In its technology bid book, a document that was submitted to the International Olympic Committee prior to Vancouver being named as the host city for 2010, VANOC talked about a major infrastructure expansion that will occur.

While a high-speed fiber optic ring as well as copper wire currently services the area between Vancouver and Whistler where many of the events will take place, it is anticipated that all traffic including broadcast and telephony will be funnelled down the fiber ring and that significant multiplexing of signals will take place, the bid book stated.

“A media centre and data/telecom centre will be co-located at Whistler (see photos below), in addition to smaller data/telecom centres at each specific venue locations. Both wireless and wired technologies will converge.

“Use will be made of surface laid fiber, coax, RJ-45 wiring, short range 800 MHz networking and IP broadcast, time division multiple access (TDMA) digital radio as well as piggybacking on the existing infrastructure on the mountains.

“The technology being proposed will incorporate near-surface fiber and wireless modems to reduce the impact on the environment, while providing the high level of telecommunications needed for the games’ operations.”

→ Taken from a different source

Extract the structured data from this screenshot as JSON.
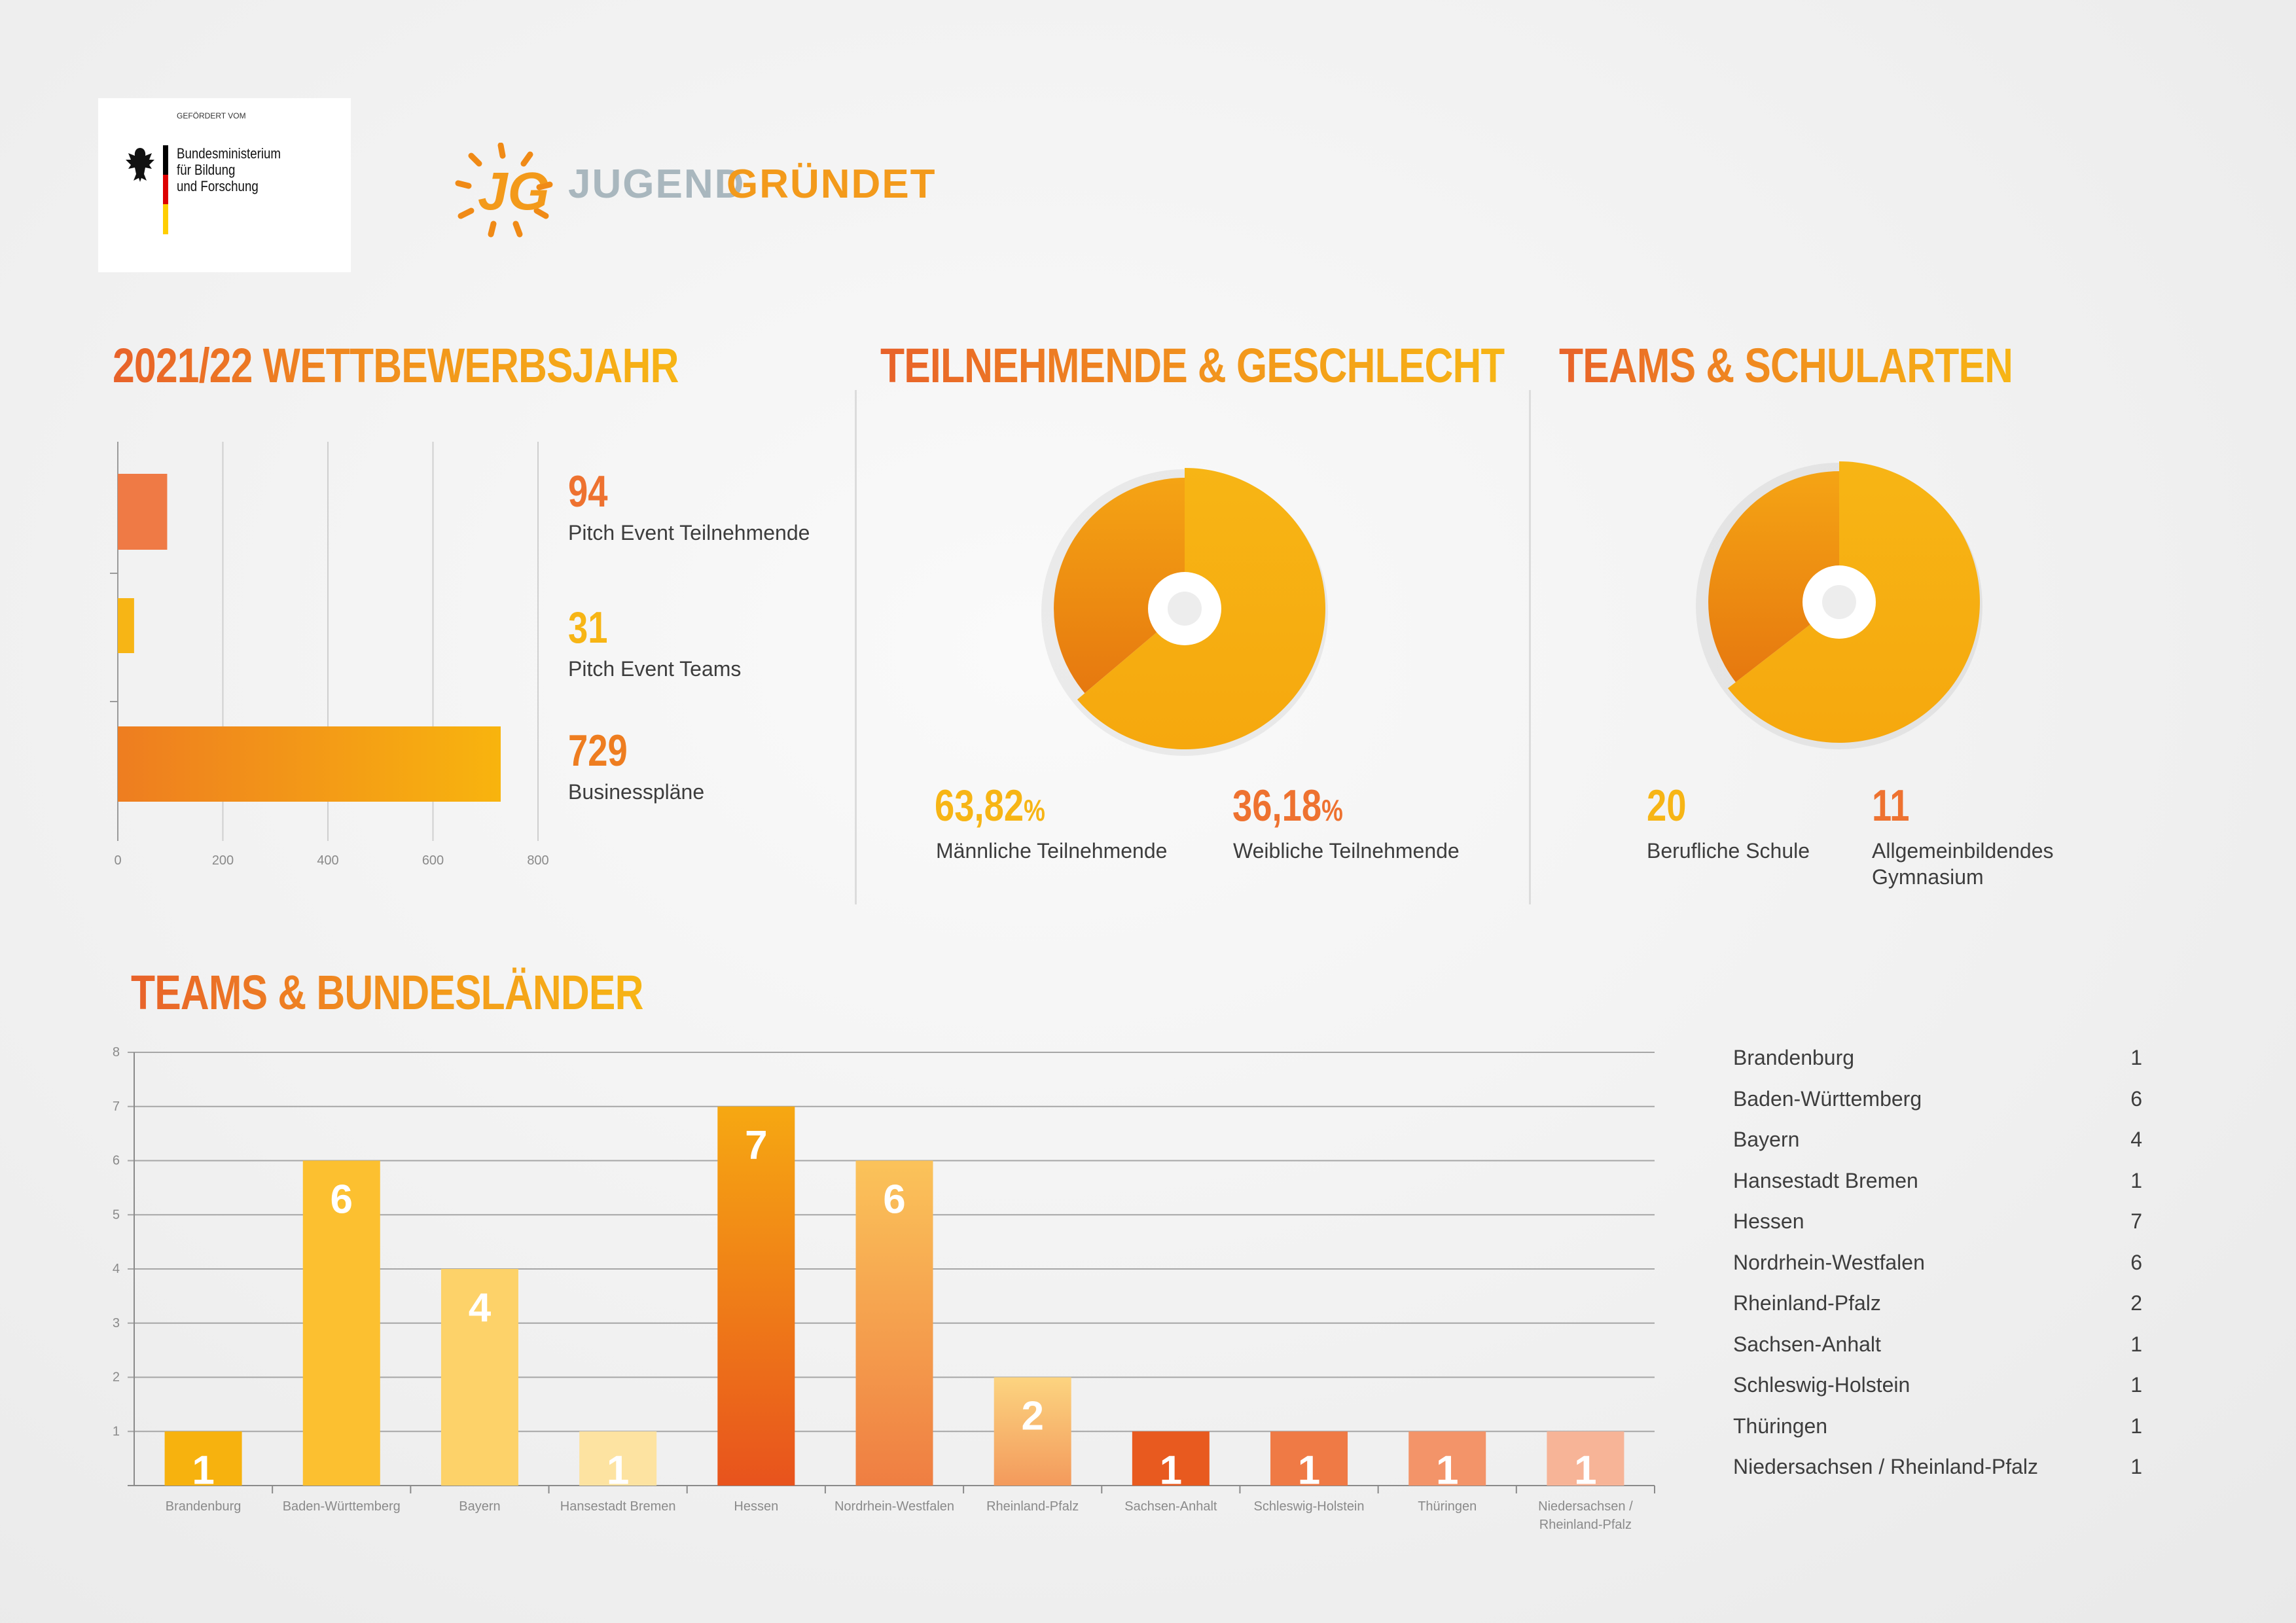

Justin Webb, vice president of technology for Bell in Western Canada, says that when there are literally “billions of eyeballs” watching the broadcast of the opening ceremonies across your infrastructure, you are going to want it to be rock solid.

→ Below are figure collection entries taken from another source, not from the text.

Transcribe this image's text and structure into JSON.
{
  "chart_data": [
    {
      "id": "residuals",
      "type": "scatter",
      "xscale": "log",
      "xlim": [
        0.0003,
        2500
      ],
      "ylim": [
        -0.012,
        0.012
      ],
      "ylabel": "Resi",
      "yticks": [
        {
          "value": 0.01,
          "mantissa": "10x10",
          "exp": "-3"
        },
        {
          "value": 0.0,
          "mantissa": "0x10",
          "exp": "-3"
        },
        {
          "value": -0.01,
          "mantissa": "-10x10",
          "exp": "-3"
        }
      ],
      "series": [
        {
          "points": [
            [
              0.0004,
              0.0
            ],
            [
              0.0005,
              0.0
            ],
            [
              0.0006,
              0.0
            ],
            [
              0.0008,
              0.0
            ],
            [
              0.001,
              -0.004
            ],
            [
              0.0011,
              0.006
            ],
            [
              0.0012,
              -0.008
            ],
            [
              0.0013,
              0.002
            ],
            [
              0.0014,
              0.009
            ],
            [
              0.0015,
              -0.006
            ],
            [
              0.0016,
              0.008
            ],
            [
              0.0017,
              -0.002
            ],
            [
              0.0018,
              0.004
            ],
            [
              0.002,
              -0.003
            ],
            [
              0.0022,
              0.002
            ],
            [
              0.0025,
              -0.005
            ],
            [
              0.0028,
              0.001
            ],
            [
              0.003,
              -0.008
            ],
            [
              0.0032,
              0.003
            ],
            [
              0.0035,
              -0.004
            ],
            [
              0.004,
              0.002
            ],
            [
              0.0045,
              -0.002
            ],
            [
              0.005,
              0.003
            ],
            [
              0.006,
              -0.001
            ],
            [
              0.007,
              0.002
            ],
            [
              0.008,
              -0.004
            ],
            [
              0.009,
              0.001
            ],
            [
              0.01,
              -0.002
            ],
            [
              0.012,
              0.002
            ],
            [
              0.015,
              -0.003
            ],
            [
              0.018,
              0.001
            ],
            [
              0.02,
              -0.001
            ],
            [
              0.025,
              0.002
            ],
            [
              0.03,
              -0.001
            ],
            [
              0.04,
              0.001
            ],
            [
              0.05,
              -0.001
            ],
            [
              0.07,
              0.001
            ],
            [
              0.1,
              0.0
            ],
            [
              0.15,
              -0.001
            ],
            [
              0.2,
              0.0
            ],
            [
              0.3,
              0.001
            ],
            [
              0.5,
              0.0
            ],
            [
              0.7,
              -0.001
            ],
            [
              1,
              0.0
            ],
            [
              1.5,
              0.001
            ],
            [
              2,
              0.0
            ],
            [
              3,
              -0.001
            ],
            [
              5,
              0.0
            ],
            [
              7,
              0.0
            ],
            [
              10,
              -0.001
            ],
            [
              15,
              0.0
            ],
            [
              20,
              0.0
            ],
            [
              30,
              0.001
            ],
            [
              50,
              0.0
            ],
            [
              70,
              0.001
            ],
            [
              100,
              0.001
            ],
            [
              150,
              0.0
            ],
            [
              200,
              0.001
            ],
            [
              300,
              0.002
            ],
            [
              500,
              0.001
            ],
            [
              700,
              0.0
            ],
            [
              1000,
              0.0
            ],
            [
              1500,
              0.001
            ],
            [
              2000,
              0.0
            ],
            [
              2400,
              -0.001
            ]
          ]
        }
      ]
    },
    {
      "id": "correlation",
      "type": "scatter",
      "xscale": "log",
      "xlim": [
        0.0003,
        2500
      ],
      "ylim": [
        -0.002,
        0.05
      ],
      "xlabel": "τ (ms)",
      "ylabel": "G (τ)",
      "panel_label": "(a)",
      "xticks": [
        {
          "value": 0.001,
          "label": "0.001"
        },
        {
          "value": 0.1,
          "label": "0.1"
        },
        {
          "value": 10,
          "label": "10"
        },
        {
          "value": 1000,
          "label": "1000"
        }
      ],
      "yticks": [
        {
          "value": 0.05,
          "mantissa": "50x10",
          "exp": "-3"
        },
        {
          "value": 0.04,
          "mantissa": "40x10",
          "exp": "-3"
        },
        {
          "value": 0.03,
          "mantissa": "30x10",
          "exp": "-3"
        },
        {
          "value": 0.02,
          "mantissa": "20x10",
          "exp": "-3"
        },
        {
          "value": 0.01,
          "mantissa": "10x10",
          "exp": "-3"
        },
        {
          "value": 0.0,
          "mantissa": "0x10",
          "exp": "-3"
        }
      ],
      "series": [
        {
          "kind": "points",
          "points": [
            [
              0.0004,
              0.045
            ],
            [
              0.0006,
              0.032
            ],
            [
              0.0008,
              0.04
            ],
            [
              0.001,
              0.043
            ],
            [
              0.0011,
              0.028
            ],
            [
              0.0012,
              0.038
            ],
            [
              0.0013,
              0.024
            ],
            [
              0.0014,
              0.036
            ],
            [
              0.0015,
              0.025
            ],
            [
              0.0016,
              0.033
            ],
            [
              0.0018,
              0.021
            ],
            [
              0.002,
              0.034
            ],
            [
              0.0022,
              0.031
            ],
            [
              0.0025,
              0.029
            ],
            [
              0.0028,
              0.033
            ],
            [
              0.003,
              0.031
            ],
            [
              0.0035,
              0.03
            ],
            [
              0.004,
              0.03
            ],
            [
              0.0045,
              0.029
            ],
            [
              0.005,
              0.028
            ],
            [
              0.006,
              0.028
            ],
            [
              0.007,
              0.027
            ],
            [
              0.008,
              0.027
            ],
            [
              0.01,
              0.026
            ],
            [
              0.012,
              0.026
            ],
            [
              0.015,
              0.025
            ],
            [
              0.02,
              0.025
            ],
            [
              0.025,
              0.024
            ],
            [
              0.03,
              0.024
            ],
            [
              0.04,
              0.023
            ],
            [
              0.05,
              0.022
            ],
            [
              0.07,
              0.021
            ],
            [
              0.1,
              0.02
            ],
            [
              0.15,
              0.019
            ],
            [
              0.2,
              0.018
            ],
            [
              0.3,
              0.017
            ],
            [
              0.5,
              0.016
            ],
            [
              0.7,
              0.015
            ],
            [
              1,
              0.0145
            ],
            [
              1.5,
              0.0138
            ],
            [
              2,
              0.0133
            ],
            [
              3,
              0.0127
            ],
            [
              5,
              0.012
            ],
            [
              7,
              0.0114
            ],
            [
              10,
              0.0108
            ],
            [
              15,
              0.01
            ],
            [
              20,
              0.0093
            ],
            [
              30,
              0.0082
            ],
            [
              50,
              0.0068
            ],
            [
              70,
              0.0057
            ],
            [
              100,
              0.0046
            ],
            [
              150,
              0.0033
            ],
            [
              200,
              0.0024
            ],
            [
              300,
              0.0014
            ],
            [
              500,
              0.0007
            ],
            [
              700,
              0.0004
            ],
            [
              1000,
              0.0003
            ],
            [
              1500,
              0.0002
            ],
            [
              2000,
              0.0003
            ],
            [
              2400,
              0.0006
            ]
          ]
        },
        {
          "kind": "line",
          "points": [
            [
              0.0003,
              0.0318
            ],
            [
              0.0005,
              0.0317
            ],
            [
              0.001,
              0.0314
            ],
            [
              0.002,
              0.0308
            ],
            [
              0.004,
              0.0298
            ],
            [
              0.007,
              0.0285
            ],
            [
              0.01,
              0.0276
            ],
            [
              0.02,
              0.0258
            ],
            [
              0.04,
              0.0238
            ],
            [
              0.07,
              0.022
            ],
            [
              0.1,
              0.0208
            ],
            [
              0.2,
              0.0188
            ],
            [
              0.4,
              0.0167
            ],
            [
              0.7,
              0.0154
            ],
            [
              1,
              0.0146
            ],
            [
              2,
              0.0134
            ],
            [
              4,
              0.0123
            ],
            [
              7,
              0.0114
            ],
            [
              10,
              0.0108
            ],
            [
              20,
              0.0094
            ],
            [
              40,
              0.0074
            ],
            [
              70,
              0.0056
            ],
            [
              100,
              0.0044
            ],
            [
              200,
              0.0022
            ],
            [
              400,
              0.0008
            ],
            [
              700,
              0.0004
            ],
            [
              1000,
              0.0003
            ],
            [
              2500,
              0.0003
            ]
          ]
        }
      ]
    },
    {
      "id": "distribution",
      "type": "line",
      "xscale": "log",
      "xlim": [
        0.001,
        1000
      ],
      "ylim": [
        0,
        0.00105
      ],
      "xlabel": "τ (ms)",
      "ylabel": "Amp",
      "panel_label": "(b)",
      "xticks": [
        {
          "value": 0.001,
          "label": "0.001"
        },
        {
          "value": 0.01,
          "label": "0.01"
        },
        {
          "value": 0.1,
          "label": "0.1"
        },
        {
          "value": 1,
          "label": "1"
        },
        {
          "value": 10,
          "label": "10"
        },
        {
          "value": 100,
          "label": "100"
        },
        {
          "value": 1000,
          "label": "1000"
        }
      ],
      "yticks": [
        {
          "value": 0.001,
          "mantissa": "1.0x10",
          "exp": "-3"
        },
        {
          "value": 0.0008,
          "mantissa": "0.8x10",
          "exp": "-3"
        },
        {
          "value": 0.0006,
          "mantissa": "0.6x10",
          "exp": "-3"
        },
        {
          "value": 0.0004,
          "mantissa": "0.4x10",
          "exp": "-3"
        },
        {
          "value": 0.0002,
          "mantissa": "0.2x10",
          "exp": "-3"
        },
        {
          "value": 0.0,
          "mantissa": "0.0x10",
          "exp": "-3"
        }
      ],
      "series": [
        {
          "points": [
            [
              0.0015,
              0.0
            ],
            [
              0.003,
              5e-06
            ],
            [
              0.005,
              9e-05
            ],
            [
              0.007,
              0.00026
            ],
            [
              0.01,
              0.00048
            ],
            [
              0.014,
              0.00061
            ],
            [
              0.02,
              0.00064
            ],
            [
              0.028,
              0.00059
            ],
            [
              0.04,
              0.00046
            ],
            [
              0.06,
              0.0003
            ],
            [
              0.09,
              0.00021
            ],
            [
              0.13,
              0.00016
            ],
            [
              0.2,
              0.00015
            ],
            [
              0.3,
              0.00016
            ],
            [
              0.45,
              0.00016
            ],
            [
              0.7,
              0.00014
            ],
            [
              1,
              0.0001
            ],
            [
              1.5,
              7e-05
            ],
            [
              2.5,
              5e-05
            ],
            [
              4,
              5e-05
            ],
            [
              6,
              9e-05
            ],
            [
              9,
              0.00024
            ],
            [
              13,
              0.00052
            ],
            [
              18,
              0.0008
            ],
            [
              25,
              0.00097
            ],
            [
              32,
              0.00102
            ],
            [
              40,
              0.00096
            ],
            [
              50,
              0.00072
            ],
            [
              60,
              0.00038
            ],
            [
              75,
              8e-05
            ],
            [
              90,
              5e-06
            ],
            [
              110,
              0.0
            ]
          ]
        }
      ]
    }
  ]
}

Of note, is that both fiber and copper will play a critical role, as will an IP infrastructure that will be used for as many services as possible.

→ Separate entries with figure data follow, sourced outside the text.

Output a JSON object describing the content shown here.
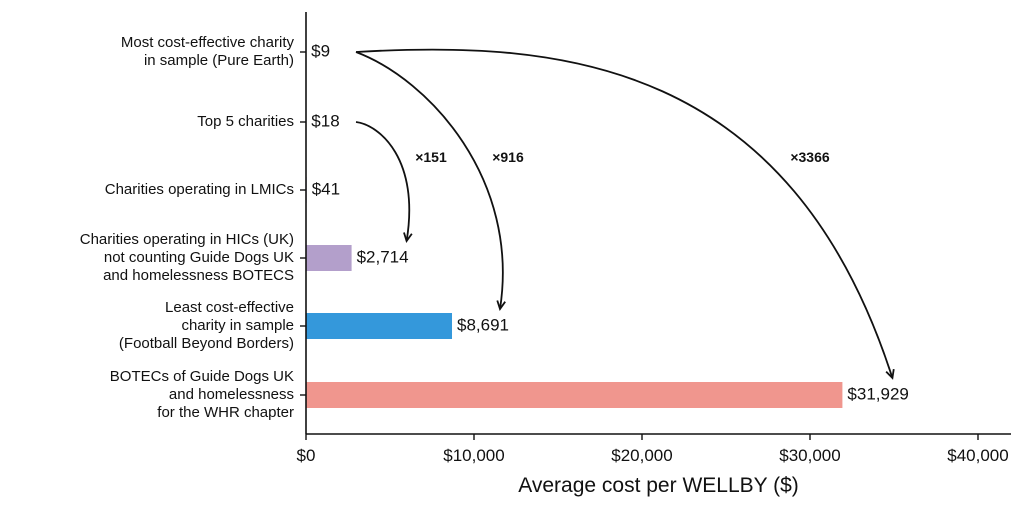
{
  "chart_data": {
    "type": "bar",
    "orientation": "horizontal",
    "categories": [
      [
        "Most cost-effective charity",
        "in sample (Pure Earth)"
      ],
      [
        "Top 5 charities"
      ],
      [
        "Charities operating in LMICs"
      ],
      [
        "Charities operating in HICs (UK)",
        "not counting Guide Dogs UK",
        "and homelessness BOTECS"
      ],
      [
        "Least cost-effective",
        "charity in sample",
        "(Football Beyond Borders)"
      ],
      [
        "BOTECs of Guide Dogs UK",
        "and homelessness",
        "for the WHR chapter"
      ]
    ],
    "values": [
      9,
      18,
      41,
      2714,
      8691,
      31929
    ],
    "value_labels": [
      "$9",
      "$18",
      "$41",
      "$2,714",
      "$8,691",
      "$31,929"
    ],
    "colors": [
      "#b39fcb",
      "#b39fcb",
      "#b39fcb",
      "#b39fcb",
      "#3498db",
      "#f0968e"
    ],
    "xlabel": "Average cost per WELLBY ($)",
    "xlim": [
      0,
      42000
    ],
    "xticks": [
      0,
      10000,
      20000,
      30000,
      40000
    ],
    "xtick_labels": [
      "$0",
      "$10,000",
      "$20,000",
      "$30,000",
      "$40,000"
    ],
    "grid": false,
    "annotations": [
      {
        "label": "×151",
        "from_category": 1,
        "to_category": 3
      },
      {
        "label": "×916",
        "from_category": 0,
        "to_category": 4
      },
      {
        "label": "×3366",
        "from_category": 0,
        "to_category": 5
      }
    ]
  }
}
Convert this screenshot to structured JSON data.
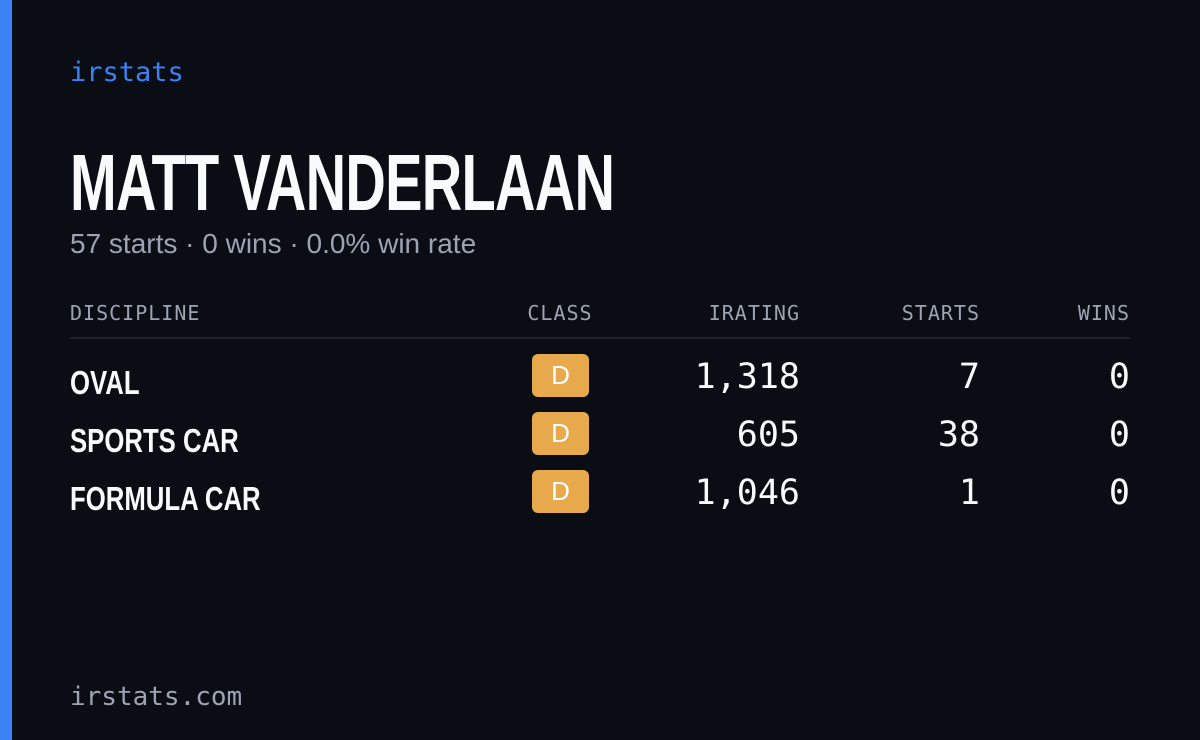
{
  "brand": "irstats",
  "header": {
    "title": "MATT VANDERLAAN",
    "subtitle": "57 starts · 0 wins · 0.0% win rate"
  },
  "table": {
    "columns": [
      "DISCIPLINE",
      "CLASS",
      "IRATING",
      "STARTS",
      "WINS"
    ],
    "rows": [
      [
        "OVAL",
        "D",
        "1,318",
        "7",
        "0"
      ],
      [
        "SPORTS CAR",
        "D",
        "605",
        "38",
        "0"
      ],
      [
        "FORMULA CAR",
        "D",
        "1,046",
        "1",
        "0"
      ]
    ]
  },
  "footer": "irstats.com"
}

The cabling between the venues will be all fiber. At the venues, it is expected to be primarily Ethernet-based cabling.

“Clearly both are critical,” Webb says. “You need to bring the best of what you can be as a company forward to deliver what we call flawless Games.”

It ends up being a mixture of new and proven technology, he adds, a balancing act in which new advances are showcased along with products and services that are reliable, secure and have a proven track record in the marketplace.

An example of that is wireless technology, which will play a major role in 2010, but certainly will not dominate.

“At the end of the day, when you have 5,000 people in a broadcast centre, wireless cannot deliver the capacity in that type of venue,” says Webb. “We will have wireless coverage – from PCS to Wi-Fi – some of which, will be part of Games time operation, but the core delivery of voice, data, and Internet will be over physical fiber and copper.”

The 2010 Winter Games will combine a mix of new and proven technologies. A media centre and data/telecom centre will be located at Whistler. Cabling between venues will be all fiber.